As much as I try to fend it off, it always comes for me. In the happiest highs of my life, like an ominous cloud of fog, it marches towards me constantly. It seeps through doors and window cracks, over the tallest hills and lowest divots, the ghostly form that takes and takes. The ominous shadow of sentimentality.
It wasn’t always draped in cloaks of haunting thoughts. It started as a memory under the guise of comforting nostalgia. The ghost wore long white robes and promised to hold my dearest memories. So that when I’m sad, it’ll remind me of those sweet, warm times lost in the past. And as time passed, I fed the ghost of haunting sentimentality those happy memories that he had hungered for so greatly. And as I grew, so did the ghost of haunting sentiment, larger and larger till his shadow cast an ominous light. It wasn’t until I reached a certain age that the ghost so suddenly changed. It wasn’t until I began to ponder how quickly the stream of time flowed, how fast its rapids spun. How many parties could I celebrate before I moved out? How many school dances could I go to before graduation approached? However, as each event proceeded, my smile grew, and the memories blossomed. But once the final time passed and the party ended, the ghost of haunting sentimentality leached into the memory.

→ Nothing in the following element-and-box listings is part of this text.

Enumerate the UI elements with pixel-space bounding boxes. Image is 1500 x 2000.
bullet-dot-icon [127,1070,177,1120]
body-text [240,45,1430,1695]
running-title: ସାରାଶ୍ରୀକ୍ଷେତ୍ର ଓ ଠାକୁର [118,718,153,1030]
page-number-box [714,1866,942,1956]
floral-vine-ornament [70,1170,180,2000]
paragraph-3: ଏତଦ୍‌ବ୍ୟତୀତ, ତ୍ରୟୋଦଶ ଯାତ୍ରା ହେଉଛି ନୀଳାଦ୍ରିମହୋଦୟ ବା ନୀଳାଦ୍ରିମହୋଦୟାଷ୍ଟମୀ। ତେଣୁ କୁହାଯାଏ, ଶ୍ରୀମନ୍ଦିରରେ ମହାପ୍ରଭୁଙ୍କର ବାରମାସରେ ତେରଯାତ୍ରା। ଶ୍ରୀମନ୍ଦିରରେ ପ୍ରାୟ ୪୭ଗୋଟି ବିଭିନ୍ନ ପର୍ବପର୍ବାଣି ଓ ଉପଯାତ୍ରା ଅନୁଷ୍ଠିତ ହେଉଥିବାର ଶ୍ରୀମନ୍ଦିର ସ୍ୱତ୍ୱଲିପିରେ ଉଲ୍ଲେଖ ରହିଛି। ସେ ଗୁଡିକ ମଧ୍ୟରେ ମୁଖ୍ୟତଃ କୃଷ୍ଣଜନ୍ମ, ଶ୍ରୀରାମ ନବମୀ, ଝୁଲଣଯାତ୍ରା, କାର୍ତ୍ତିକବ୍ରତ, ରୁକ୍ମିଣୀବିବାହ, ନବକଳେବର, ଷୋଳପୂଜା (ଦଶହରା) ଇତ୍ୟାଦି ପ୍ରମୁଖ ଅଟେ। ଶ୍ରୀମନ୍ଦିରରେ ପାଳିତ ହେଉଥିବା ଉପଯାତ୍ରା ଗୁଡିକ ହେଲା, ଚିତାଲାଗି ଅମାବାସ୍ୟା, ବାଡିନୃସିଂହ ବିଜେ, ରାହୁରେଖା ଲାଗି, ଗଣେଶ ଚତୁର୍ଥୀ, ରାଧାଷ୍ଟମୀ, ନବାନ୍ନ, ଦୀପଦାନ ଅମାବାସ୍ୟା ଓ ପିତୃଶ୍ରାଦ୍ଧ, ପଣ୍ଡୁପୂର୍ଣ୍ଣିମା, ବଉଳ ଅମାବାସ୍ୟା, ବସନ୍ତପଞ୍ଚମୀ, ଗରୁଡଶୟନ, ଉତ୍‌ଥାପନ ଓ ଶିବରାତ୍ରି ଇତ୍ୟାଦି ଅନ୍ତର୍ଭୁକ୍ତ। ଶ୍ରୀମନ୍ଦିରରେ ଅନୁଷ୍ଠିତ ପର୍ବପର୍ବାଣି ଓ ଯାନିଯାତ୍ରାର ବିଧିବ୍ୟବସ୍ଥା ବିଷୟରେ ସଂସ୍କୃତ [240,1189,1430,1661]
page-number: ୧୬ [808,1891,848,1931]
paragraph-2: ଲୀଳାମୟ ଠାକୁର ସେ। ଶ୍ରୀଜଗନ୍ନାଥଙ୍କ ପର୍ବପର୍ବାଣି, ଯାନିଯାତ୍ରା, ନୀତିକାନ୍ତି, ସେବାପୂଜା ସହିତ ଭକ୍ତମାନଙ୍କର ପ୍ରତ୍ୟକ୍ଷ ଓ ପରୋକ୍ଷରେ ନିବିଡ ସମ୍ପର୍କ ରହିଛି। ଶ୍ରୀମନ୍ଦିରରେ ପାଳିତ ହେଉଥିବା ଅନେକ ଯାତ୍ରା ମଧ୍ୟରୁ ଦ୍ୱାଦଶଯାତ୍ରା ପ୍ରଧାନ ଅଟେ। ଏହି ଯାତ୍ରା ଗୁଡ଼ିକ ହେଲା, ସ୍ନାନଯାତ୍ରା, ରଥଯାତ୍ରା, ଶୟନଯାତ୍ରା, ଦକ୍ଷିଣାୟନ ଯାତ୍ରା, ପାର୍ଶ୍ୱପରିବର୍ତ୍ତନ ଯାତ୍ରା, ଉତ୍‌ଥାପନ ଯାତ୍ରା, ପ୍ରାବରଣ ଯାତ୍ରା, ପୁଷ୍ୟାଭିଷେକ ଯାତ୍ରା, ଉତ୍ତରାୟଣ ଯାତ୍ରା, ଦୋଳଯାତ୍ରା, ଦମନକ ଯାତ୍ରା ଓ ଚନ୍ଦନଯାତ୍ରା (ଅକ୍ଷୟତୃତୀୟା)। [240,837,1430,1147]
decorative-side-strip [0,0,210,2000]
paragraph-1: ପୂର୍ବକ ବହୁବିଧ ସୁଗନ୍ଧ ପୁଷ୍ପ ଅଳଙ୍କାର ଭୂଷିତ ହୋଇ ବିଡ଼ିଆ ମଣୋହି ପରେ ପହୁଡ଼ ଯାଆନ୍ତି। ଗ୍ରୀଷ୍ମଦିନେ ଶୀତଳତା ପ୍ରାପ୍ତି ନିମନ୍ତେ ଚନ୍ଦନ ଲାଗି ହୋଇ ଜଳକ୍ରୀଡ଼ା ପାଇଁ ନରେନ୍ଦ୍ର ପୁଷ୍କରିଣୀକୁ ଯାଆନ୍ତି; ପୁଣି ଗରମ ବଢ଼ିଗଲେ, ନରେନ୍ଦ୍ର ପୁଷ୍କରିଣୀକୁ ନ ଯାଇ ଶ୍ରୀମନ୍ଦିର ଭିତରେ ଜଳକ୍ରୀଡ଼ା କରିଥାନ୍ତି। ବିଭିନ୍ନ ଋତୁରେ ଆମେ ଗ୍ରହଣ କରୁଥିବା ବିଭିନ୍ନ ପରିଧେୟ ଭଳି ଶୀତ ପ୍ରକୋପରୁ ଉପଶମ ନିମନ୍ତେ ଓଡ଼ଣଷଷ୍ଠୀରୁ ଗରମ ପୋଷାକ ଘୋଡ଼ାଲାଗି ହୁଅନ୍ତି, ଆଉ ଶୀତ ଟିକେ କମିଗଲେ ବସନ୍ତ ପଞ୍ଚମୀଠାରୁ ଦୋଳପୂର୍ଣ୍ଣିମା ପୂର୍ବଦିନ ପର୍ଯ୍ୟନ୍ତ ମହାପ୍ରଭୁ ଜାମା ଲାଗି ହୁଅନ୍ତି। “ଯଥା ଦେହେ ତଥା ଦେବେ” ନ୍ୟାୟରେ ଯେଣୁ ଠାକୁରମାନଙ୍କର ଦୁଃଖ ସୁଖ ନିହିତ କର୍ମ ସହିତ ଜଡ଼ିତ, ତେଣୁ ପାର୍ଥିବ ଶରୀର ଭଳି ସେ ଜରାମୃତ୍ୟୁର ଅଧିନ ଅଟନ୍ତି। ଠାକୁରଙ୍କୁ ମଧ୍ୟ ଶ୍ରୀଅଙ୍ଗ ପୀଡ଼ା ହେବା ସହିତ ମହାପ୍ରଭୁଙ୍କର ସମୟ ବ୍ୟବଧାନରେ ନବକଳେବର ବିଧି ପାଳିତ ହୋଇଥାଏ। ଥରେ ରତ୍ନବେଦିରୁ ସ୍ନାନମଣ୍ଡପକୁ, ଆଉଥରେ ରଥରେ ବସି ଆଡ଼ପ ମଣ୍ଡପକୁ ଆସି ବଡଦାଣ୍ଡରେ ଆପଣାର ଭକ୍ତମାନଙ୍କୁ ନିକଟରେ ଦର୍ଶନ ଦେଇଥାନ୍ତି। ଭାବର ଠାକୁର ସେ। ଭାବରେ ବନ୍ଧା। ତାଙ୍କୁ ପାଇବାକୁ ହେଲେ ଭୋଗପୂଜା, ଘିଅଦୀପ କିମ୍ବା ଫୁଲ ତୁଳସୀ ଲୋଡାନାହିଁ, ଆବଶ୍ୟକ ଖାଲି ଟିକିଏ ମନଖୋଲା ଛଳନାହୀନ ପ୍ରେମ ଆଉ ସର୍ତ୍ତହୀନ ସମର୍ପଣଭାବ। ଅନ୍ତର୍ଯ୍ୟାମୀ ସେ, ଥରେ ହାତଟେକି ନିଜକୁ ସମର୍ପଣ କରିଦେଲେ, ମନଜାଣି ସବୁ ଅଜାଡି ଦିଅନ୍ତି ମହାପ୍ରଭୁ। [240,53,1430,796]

Slowly its dreaded cloak’s sleeves would drape over the glowing fondest and leached the color from each detail until it was drained, leaving puddles of lustful envy to fill the memory. And so once more the ghost of haunting sentimentality’s shadows grew larger and darker.
When I asked him to remind me of those sweet, warm memories, I was faced with something that cackled cruelly. The ghost of haunting sentimentality stole everything. He twisted and soured the sweetest and most nostalgic of my memories. Even when I tried, despite him, to escape his cold hold, I found his leaching everywhere.
With constant whispers, the ghost of sentimentality bombarded me. His words would taint the happiest memories.
“Soon,” he’d say, “This will finish, and you’ll have to wait years to feel the same.”
“Soon, soon, soon,” he’d whisper. Even if I plugged my ears, he’d find another way in. He was thriving and large, growing plump and lazy at his easy bounty. When he’d whisper, his foul mouth smelled of rotten nostalgia.
One night, when once again the ghost of haunting sentimentality laughed so menacingly and showed me another memory he had stolen so easily, I laughed right back at him. His smile lessened as mine grew, stealing the grasp he had bestowed upon me. The memory he had shown me, although seemingly painted black and grey, was full of joy I could only now see. I had enjoyed that time he now showed me, and I grew prouder of my claim to that memory. Yes, the time was lost, and it felt as if an old friend had left me with a cold hole that filled me. Yet when I squinted and tilted my head, the image changed and shifted. I was smiling at that time, I was pleasantly happy. Something deep inside me, even though the ghost of haunting sentimentally was still watching, knew it would come back. In a different form, perhaps, but the feeling would be the same.
And when I laughed I could see the color draining from his face back into those forgotten times. He shrunk and shriveled, his ghostly cloak riddled with holes that ate at him hungrily. In a rain of ash, he disappeared with a scowl from ear to ear. Once that minute had passed and faded into memory, I smiled at the ironic sentimentality.